Итак, собираясь в поход, графы и бароны снарядили послов в италийские города для найма галер и закупки необходимой провизии, но их правители и купцы отказали, так что храбрым и благородным воинам стало впору самим наниматься гребцами за самую мелкую монету и плошку с похлебкой.
Тогда один мудрый старец посоветовал им приобрести деньги и пополнить съестные запасы в средоточии богатства и роскоши христианского мира, а именно — в Константинополе.
В тот же самый день франкские предводители получили сведения о том, что в одном их храмов Константинополя, хранится древняя реликвия, обладатель которой обретет непреодолимую силу и чудесную неуязвимость на поле брани. Таким талисманом силы был небольшой железный кинжал, якобы выкованный из лезвия того самого меча, которым некогда была усечена голова нищего палестинского дервиша Иоанна, ближайшего сподвижника пророка Йсы.
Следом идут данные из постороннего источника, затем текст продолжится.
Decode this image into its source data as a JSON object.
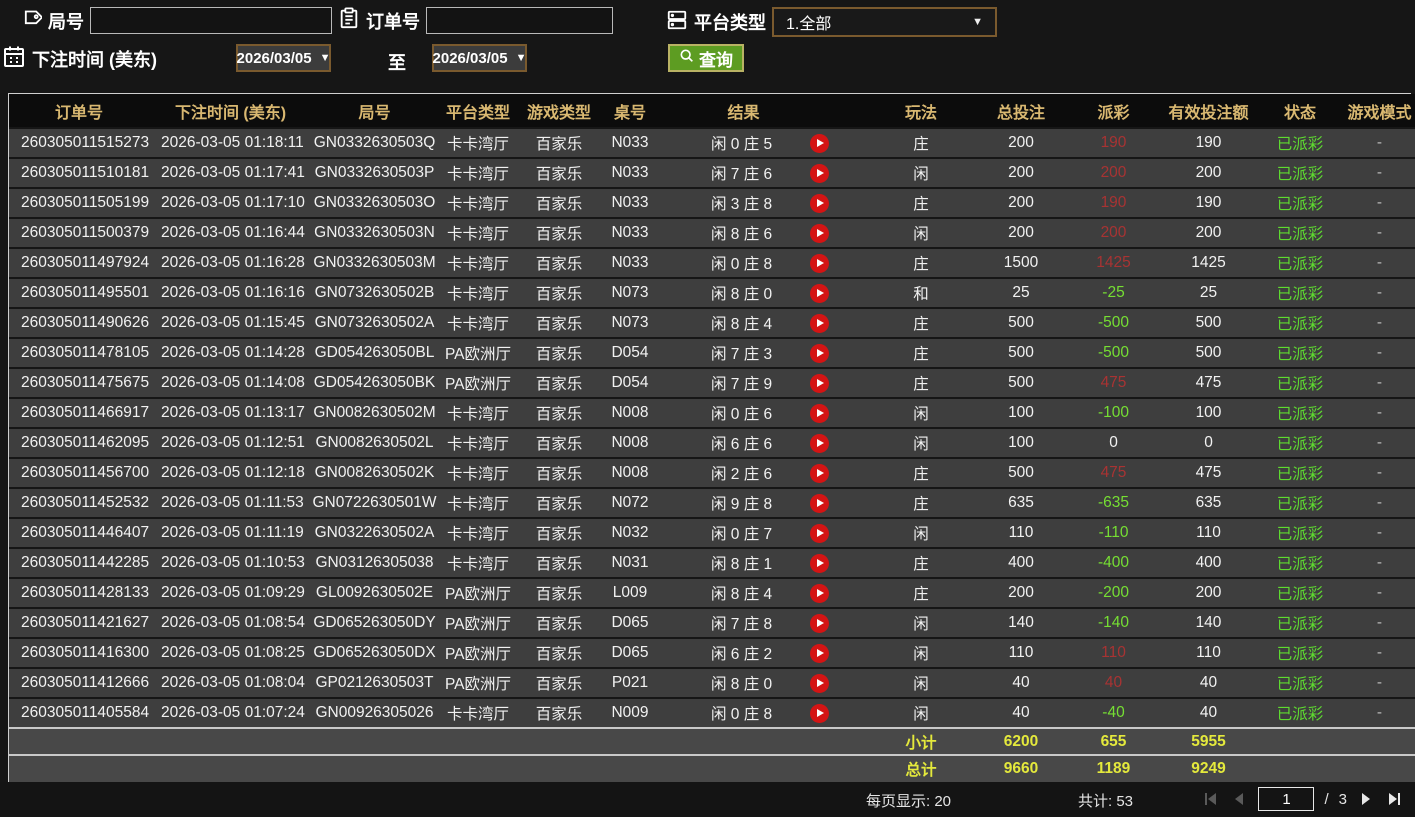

Таким образом и случилось, что обезьяна сжала кулак. Христиане стали воевать против христиан. Могущественная столица неверных оказалась взята и разграблена, а земли султана спасены от губительного вторжения. Сказать правду, одного из своих обещаний многомудрый Ихвар Мисри сдержать не сумел: доблестным эмирам так и не пришлось просушить свои мечи на солнце. Однако султан остался вполне доволен и тем, что осталось на дне обещаний.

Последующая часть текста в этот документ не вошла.